7.3_Blocks_Threads_Warps_and_Lanes
7.3 Blocks, Threads, Warps, and Lanes
Kernels are launched as grids of blocks of threads. Threads can further be divided into 32-thread warps, and each thread in a warp is called a lane.
7.3.1 GRIDS OF BLOCKS
Thread blocks are separately scheduled onto SMs, and threads within a given block are executed by the same SM. Figure 7.1 shows a 2D grid of 2D blocks . Figure 7.2 shows a 3D grid of 3D blocks .

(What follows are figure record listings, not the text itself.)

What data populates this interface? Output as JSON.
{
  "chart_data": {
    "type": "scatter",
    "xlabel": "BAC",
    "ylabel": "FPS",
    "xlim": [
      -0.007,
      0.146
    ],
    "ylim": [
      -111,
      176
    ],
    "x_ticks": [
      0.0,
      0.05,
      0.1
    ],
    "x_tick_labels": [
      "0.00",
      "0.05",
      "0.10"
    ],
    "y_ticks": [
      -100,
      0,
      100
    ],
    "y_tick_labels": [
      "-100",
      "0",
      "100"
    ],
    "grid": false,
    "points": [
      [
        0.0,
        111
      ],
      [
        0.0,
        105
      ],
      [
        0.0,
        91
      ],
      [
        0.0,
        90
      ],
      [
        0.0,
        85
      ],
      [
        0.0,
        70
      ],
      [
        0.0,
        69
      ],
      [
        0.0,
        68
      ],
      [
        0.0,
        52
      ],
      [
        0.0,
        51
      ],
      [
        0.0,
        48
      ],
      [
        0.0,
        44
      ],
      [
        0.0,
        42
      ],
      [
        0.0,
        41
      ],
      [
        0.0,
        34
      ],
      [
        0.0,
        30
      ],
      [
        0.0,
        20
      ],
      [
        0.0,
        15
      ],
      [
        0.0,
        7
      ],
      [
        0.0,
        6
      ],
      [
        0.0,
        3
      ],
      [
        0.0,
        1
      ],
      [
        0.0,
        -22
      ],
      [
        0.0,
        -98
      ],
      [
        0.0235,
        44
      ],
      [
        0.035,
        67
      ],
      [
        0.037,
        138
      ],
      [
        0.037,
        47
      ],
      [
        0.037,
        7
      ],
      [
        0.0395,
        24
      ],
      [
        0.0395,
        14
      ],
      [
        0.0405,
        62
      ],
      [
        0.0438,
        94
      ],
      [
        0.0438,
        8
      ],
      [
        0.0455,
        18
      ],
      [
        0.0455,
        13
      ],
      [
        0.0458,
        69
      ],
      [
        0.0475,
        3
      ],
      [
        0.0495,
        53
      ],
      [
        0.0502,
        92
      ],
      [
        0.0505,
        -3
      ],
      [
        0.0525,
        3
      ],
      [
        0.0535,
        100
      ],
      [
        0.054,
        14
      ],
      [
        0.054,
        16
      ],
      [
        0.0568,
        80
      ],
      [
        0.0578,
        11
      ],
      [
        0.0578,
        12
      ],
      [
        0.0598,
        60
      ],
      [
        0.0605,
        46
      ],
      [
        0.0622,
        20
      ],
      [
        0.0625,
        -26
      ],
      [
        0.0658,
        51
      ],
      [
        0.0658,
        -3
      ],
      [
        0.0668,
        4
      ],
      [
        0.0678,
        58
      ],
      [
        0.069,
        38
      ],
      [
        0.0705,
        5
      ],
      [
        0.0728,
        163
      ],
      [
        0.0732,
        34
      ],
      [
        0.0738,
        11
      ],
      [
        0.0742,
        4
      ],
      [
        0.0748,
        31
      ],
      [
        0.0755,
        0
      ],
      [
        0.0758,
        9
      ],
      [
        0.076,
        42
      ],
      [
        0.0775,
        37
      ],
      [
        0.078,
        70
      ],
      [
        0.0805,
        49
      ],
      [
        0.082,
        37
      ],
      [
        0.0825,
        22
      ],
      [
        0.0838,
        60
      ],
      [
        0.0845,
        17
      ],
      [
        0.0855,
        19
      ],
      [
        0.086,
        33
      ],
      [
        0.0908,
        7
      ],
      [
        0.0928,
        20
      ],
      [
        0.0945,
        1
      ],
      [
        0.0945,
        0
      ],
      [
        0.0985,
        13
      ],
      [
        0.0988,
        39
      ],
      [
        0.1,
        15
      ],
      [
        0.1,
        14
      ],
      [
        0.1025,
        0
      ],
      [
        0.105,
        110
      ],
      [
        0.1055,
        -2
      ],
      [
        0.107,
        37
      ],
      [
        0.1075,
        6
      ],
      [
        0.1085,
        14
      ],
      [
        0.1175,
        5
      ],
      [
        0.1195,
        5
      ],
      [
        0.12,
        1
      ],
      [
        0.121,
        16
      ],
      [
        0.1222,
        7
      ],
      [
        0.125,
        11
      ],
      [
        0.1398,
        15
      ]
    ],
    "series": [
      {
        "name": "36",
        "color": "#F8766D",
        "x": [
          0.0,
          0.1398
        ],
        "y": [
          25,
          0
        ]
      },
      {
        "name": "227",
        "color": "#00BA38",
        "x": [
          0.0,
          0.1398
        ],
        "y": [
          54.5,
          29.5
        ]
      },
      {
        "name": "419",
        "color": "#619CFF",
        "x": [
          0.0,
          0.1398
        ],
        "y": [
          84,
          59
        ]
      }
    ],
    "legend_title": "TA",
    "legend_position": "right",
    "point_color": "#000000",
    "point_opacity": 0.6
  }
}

Figure 7.1 2D grid and thread block.

Figure 7.2 3D grid and thread block.
Grids can be up to 65535 x 65535 blocks (for SM 1.x hardware) or 65535 x 65535 x 65535 blocks (for SM 2.x hardware).5 Blocks may be up to 512 or 1024 threads in size,6 and threads within a block can communicate via the SM's shared memory. Blocks within a grid are likely to be assigned to different SMs; to maxi-
mize throughput of the hardware, a given SM can run threads and warps from different blocks at the same time. The warp schedulers dispatch instructions as needed resources become available.
Threads
Each threads gets a full complement of registers7 and a thread ID that is unique within the threadblock. To obviate the need to pass the size of the grid and threadblock into every kernel, the grid and block size also are available for kernels to read at runtime. The built-in variables used to reference these registers are given in Table 7.1. They are all of type dim3.